Adding to the existing roadblocks of the decentralized crypto mixer Tornado Cash, an attacker managed to gain full control of the governance through a malicious proposal.
On May 20 at 3:25 ET, an attacker successfully granted 1.2 million votes to a malicious proposal. Given that the proposal received more than 700,000 legitimate votes, the attacker gained total control over Tornado Cash governance.
As explained by @samczsun:
“Once the proposal was passed by voters, the attacker simply used the emergencyStop function to update the proposal logic to grant themselves the fake votes.”
The total control over Tornado Cash governance allows the attacker to withdraw all of the locked votes, drain all of the tokens in the governance contract and brick the router. At the time of writing, the attacker “simply withdrew 10,000 votes as TORN and sold it all,” said @samczsun.

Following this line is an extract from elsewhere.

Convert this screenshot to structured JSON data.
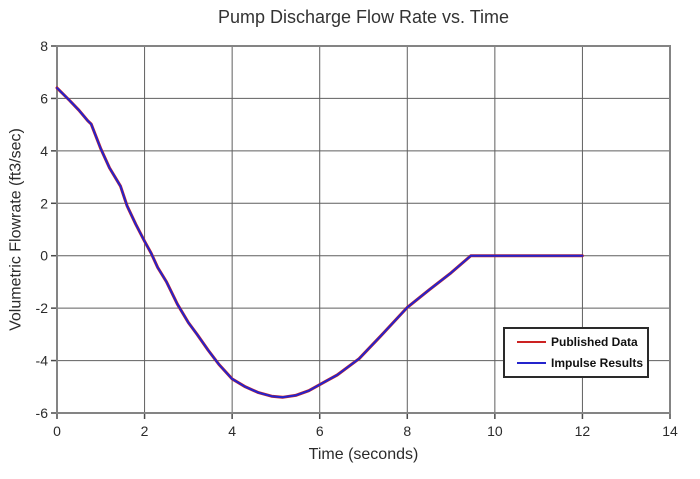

As shown above, they also attempted deploying a contract that could potentially revert the changes while still suggesting the community to withdraw their funds. Cointelegraph also came across a distress call from one of Tornado Cash’s community developer who confirmed the above developments, stating:
“There was an attack on the protocol this morning that you already know about. All day, another community developer and I thought about what to do, but the situation is close to hopeless - currently the attacker controls Governance.”
A former Tornado Cash developer is reportedly working on building a new crypto mixing service from scratch, which addresses the “critical flaw” existing in Tornado Cash.